Yager marvels at the coincidence that shortly before Himmel's death, his favorite Minneapolis restaurant, the Nankin, closed its doors. She recalls that many a time during visits home, he would go directly from the airport to the restaurant, and usually ate there once a day while in town. Had other ills not killed him, she supposes, seeing the Chinese restaurant go out of business "would have put him away."
If Himmel's life in L.A. wasn't known in full by his family, many of his L.A. colleagues didn't know of his Minnesota history. "I was surprised to find out Nieson's background. I thought he was an Angelino through and through," says L.A. native Jerry Clark, who worked at the competing Los Angeles Mirror-News when Himmel was at the Herald. Clark recalls that Himmel always stuck to the basics: "He never forgot the fundamentals--he didn't wait for press releases." Later on, he says, he would often hear Himmel's voice on televised police press conferences, asking straight-ahead questions like "How would you spell that, Smith?"
Himmel came from an era when L.A. had true newspaper competition, but the relationships between reporters and police was anything but adversarial. "Did you see L.A. Confidential?" asks Dick Turpin, who was working on the Timespolice beat in the late '40s when Himmel was at the Herald. "L.A. Confidential was a pretty good example of things that were going on. The newspapers and the police and fire departments were really working hand-in-glove." Turpin says Himmel was respected and trusted by police sources: "He had a great memory. He had sources that none of us had. He never strayed from the facts."

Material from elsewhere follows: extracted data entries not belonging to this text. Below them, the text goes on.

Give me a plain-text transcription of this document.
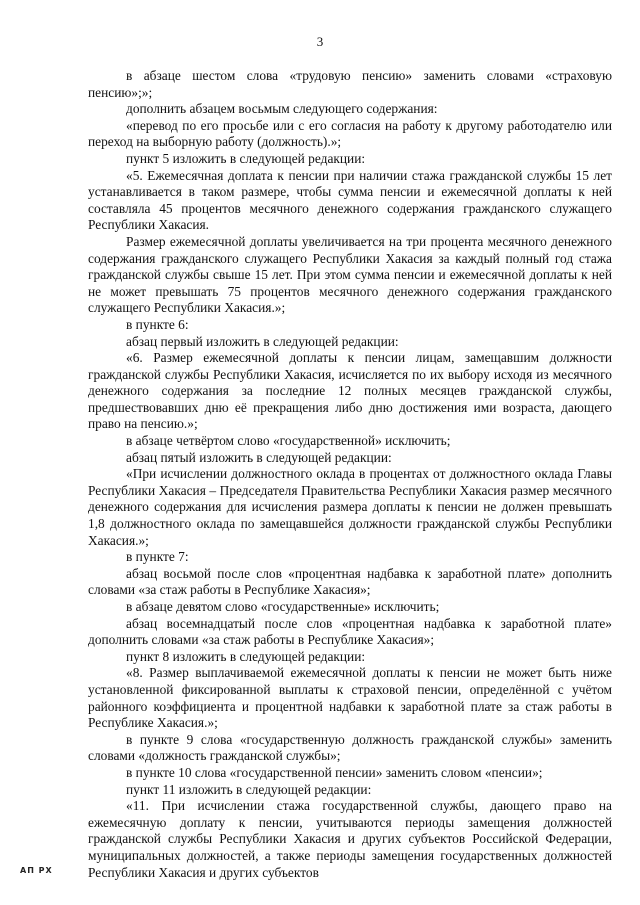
3

в абзаце шестом слова «трудовую пенсию» заменить словами «страховую пенсию»;»;

дополнить абзацем восьмым следующего содержания:

«перевод по его просьбе или с его согласия на работу к другому работодателю или переход на выборную работу (должность).»;

пункт 5 изложить в следующей редакции:

«5. Ежемесячная доплата к пенсии при наличии стажа гражданской службы 15 лет устанавливается в таком размере, чтобы сумма пенсии и ежемесячной доплаты к ней составляла 45 процентов месячного денежного содержания гражданского служащего Республики Хакасия.

Размер ежемесячной доплаты увеличивается на три процента месячного денежного содержания гражданского служащего Республики Хакасия за каждый полный год стажа гражданской службы свыше 15 лет. При этом сумма пенсии и ежемесячной доплаты к ней не может превышать 75 процентов месячного денежного содержания гражданского служащего Республики Хакасия.»;

в пункте 6:

абзац первый изложить в следующей редакции:

«6. Размер ежемесячной доплаты к пенсии лицам, замещавшим должности гражданской службы Республики Хакасия, исчисляется по их выбору исходя из месячного денежного содержания за последние 12 полных месяцев гражданской службы, предшествовавших дню её прекращения либо дню достижения ими возраста, дающего право на пенсию.»;

в абзаце четвёртом слово «государственной» исключить;

абзац пятый изложить в следующей редакции:

«При исчислении должностного оклада в процентах от должностного оклада Главы Республики Хакасия – Председателя Правительства Республики Хакасия размер месячного денежного содержания для исчисления размера доплаты к пенсии не должен превышать 1,8 должностного оклада по замещавшейся должности гражданской службы Республики Хакасия.»;

в пункте 7:

абзац восьмой после слов «процентная надбавка к заработной плате» дополнить словами «за стаж работы в Республике Хакасия»;

в абзаце девятом слово «государственные» исключить;

абзац восемнадцатый после слов «процентная надбавка к заработной плате» дополнить словами «за стаж работы в Республике Хакасия»;

пункт 8 изложить в следующей редакции:

«8. Размер выплачиваемой ежемесячной доплаты к пенсии не может быть ниже установленной фиксированной выплаты к страховой пенсии, определённой с учётом районного коэффициента и процентной надбавки к заработной плате за стаж работы в Республике Хакасия.»;

в пункте 9 слова «государственную должность гражданской службы» заменить словами «должность гражданской службы»;

в пункте 10 слова «государственной пенсии» заменить словом «пенсии»;

пункт 11 изложить в следующей редакции:

«11. При исчислении стажа государственной службы, дающего право на ежемесячную доплату к пенсии, учитываются периоды замещения должностей гражданской службы Республики Хакасия и других субъектов Российской Федерации, муниципальных должностей, а также периоды замещения государственных должностей Республики Хакасия и других субъектов

АП РХ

Turpin now chairs the Old Farts Society, a club of mostly retired L.A. journalists, of which Himmel was one of the few members still working. At the society's first meeting after Himmel's death, at Genio's, an Italian restaurant in Burbank, says Turpin, "we had a silent moment for Nieson, and because he's so big we had two empty chairs at the bar for him."
In his later years, Himmel's memory dulled a bit. Former L.A. Times night city editor Rick Barrs, now editor of the weekly New Times Los Angeles, says that as he aged, Himmel lost the ability to sort out the usual from the unusual in the night's news. Nevertheless, Himmel would tap out 1,500-3,000 word "surreal" overnight notes; although some of the details would be confused, Barrs says, "Within that overnight note would be a gem." Barrs recalls one night in 1992 when Himmel picked up a wild tip about the Los Angeles Zoo's failed efforts to spirit a five-ton bull elephant named Hannibal away in the night, an account that sparked a string of subsequent stories about controversies surrounding zoo management.
Under Times Mirror Company CEO Mark Willes, who also serves as publisher of the Times, the paper has often found itself in the news for making deep job cuts. Somehow, Himmel survived the carnage: Most say that's because Times editors understood that Himmel's job was his life. "The only humanitarian thing I can think of them doing during the Willes regime," Barrs figures, "is letting him stay on."
By the time of his death, Himmel had become the last holdover from the storied rat-a-tat-tat days when reporters really did yell, "Get me rewrite!" Is there anyone of his ilk left? "No," Corwin says, emphatically. "He's the last one."